Mormon women seek more visible role in church

Mormon women seek more visible role in church

SALT LAKE CITY, Utah — For some Mormon feminists, there can be only one goal on the road to gender equality: ordination to the all-male priesthood. At the same time lots of Mormon women are perfectly comfortable with the roles they believe God assigned to them including motherhood and nurturing.   

Now comes a third and, some suggest, growing group of Mormon women somewhere between these two poles.
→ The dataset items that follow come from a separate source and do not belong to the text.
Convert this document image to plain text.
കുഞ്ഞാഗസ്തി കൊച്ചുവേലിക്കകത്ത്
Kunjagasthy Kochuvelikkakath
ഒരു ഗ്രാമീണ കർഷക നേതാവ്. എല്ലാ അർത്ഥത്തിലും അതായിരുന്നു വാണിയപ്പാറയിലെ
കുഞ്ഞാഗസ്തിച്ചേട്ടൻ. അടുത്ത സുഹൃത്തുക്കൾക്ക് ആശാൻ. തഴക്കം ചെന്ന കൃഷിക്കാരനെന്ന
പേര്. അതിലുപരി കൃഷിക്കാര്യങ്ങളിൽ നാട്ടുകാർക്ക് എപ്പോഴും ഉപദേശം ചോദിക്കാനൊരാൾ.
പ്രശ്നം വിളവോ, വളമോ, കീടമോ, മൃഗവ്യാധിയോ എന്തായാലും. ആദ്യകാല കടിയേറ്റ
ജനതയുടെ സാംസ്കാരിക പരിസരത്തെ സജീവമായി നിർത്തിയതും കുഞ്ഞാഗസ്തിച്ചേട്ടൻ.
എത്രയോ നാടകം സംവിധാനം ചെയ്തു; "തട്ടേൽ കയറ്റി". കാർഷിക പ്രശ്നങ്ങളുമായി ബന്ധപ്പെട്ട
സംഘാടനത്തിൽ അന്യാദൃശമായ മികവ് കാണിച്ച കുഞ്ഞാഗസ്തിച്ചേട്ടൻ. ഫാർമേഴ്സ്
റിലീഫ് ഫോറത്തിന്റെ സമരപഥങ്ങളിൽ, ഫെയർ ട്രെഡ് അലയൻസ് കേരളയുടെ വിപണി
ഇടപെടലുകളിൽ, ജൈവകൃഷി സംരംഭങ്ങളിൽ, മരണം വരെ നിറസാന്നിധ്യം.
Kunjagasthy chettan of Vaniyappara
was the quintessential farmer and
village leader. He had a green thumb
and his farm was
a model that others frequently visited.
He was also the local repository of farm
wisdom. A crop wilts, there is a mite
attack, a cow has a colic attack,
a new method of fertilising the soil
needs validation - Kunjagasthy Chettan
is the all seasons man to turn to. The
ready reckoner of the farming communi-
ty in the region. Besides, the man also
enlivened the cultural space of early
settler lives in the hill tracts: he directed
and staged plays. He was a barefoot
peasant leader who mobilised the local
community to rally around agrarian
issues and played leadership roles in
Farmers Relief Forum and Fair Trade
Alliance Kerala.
They are not pushing for ordination, but they crave a more engaged and visible role for women in the Mormon church. It is a role, they believe, that their Mormon foremothers played. These women point to little changes that would pay big dividends: treating a president of the local Relief Society (the church’s main women’s group) like her male counterpart and assigning her to be a regular speaker at conferences and in worship services; quoting more women in sermons and Sunday School lessons; and selecting more women to speak and pray at churchwide General Conferences.

In the 19th century Mormon women were early suffragettes, forming alliances with national leaders such as Elizabeth Cady Stanton and Susan B. Anthony. They were the first in the nation to vote and among the trailblazers to pursue professional careers in medicine, business and law.

 But today women have become “the support staff for the real work of men,” said Latter-day Saints activist and writer Chelsea Shields Strayer, “which means we are basically working with only 50 percent of our human capital.”